Despite these rulings, GOP leaders like DeSantis, Reynolds, Texas Governor Greg Abbott, and other similarly situated heads of state governments, have put the imprimatur of government authority in place barring mask-wearing and other public health measures intended to muzzle the spread of Covid-19.  These edicts against pandemic countermeasures are particularly striking when the Delta variant has ravaged with considerable veracity southern states – certainly within Florida and in Texas – where personal liberty and self-determination are being used as justification,  yet this “standoff” between public health and individual liberty in this once-in-a-century pandemic is but the tip of the iceberg.
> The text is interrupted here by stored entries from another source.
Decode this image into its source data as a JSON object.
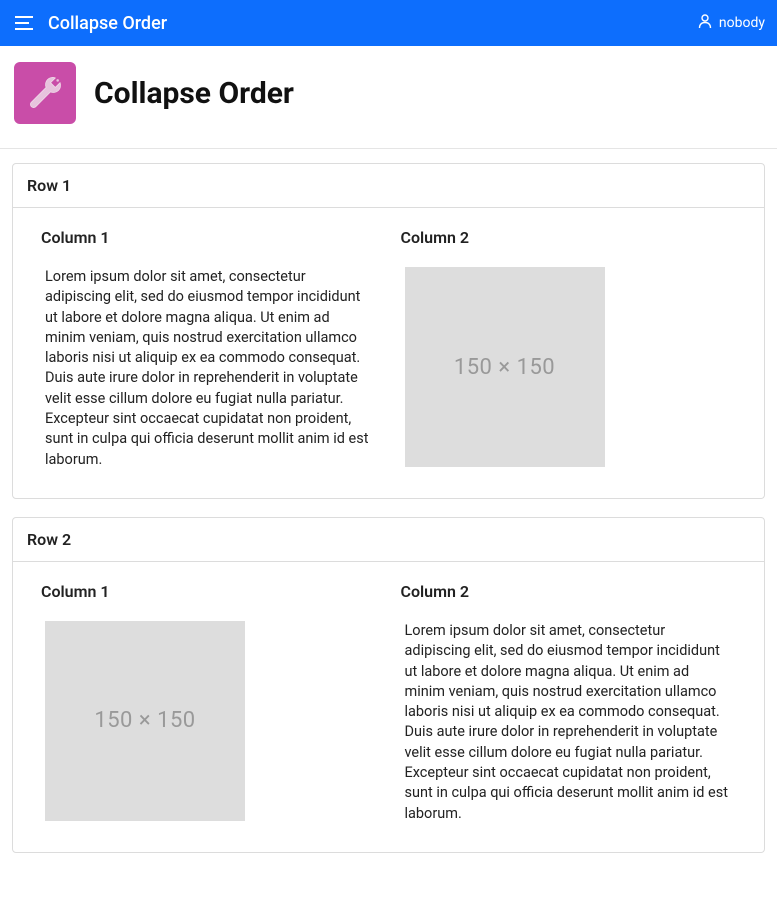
{
  "topbar": {
    "title": "Collapse Order",
    "user": "nobody"
  },
  "page": {
    "title": "Collapse Order"
  },
  "rows": [
    {
      "title": "Row 1",
      "col1": {
        "title": "Column 1",
        "text": "Lorem ipsum dolor sit amet, consectetur adipiscing elit, sed do eiusmod tempor incididunt ut labore et dolore magna aliqua. Ut enim ad minim veniam, quis nostrud exercitation ullamco laboris nisi ut aliquip ex ea commodo consequat. Duis aute irure dolor in reprehenderit in voluptate velit esse cillum dolore eu fugiat nulla pariatur. Excepteur sint occaecat cupidatat non proident, sunt in culpa qui officia deserunt mollit anim id est laborum."
      },
      "col2": {
        "title": "Column 2",
        "placeholder": "150 × 150"
      }
    },
    {
      "title": "Row 2",
      "col1": {
        "title": "Column 1",
        "placeholder": "150 × 150"
      },
      "col2": {
        "title": "Column 2",
        "text": "Lorem ipsum dolor sit amet, consectetur adipiscing elit, sed do eiusmod tempor incididunt ut labore et dolore magna aliqua. Ut enim ad minim veniam, quis nostrud exercitation ullamco laboris nisi ut aliquip ex ea commodo consequat. Duis aute irure dolor in reprehenderit in voluptate velit esse cillum dolore eu fugiat nulla pariatur. Excepteur sint occaecat cupidatat non proident, sunt in culpa qui officia deserunt mollit anim id est laborum."
      }
    }
  ]
}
The friction between these two ideologies co-existing goes back to the 1905 Supreme Court case Jacobson v. Massachusetts.  There, the high court upheld the authority of states to enforce compulsory vaccination laws.  That court reasoned individual liberty was not absolute and was subject to a state’s policing power.  The Commonwealth of Massachusetts at the start of the 20th century mandated its municipalities to provide free vaccinations for adults over the age of 21 if it was necessary for the public health or safety of the community.  Any adult that refused was fined.  Due to an outbreak of smallpox in 1902, the local board in Cambridge, Massachusetts adopted such a requirement.  The mandate was challenged on the basis that it infringed on one’s liberty to act or decide for one’s own benefit.  As part of the majority (7-2) opinion, it observed:


“But the liberty secured by the Constitution of the United States…does not import an absolute right in each person to be, at all times and in all circumstances, wholly freed from restraint.  There are manifold restraints to which every person is necessarily subject for the common good… Society based on the rule that each one is a law unto himself would soon be confronted with disorder and anarchy.  Real liberty for all could not exist under the operation of a principle which recognizes the right of each individual person to use his own [liberty], whether in respect of his person or his property, regardless of the injury that may be done to others.”
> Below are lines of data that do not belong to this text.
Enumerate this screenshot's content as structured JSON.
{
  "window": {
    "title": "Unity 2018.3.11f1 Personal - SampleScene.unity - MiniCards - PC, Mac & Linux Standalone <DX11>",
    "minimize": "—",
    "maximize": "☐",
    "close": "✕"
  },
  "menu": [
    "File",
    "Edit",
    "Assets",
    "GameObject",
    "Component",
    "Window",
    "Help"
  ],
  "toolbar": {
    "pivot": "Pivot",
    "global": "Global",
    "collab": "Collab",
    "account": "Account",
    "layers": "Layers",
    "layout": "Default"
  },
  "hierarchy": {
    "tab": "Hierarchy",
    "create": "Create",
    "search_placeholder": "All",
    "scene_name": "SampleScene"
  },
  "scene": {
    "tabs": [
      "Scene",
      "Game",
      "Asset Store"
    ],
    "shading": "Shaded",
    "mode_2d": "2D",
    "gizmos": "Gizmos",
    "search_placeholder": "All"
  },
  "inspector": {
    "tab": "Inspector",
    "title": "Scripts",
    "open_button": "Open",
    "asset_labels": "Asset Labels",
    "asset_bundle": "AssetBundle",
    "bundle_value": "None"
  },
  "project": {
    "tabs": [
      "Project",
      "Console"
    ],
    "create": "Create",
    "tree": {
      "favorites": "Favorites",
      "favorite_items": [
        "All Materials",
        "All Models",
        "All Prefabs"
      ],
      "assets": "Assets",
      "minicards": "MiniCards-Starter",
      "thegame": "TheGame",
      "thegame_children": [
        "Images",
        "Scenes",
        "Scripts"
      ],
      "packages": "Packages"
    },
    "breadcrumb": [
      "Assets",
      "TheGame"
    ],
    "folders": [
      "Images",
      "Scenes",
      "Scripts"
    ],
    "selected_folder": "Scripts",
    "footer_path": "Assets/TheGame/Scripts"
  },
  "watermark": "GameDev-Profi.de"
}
According to the Court, mandatory vaccinations were neither arbitrary nor oppressive so long as they did not “…go so far beyond what was reasonably required for the safety of the public.” An anti-vaccine movement soon followed, asserting the State had no right to impair the health of any citizen, such as mandating vaccines or science intruding into private life.

In the decades since the Jacobson decision, the Supreme Court has reaffirmed its decision.  In the 1922 case Zucht v. King, the Court upheld a school district’s decision to refuse a student’s admission if not properly vaccinated.  In 2002, in the case Boone v. Boozeman, a federal district court refused to exempt those with “sincerely held religious beliefs” from mandatory vaccinations laws.

But have times changed?  Despite being free from a constant fear of contagion, the precedent set by Jacobson has undergone new challenges in the era of COVID-19.  One prominent legal scholar asserted that “…Jacobson’s vision is in jeopardy”, challenging the social contract of reasonable necessity in protecting our health from one another with a “strong form of libertarianism” and individual rights pitted against the public good.  This plays out in anti-mask protests on the steps of state capitols and school board hearings, and with governors like DeSantis who impose financial penalties on state school districts.  And now we have a Florida appeals court siding with a Republican governor – at least for now.

If remaining healthy is to remain a right for us all, particularly with COVID-19 easily spreading, public health and safety can never become the stepchild of personal liberty. The precedent and reasoning of Jacobson must be preserved, and Florida’s Judge Cooper’s decision and other courts as referenced in this writing are not only a 21st-century application of it but must be considered by reasonably-minded courts to uphold Jacobson’s precedent amidst a public health emergency.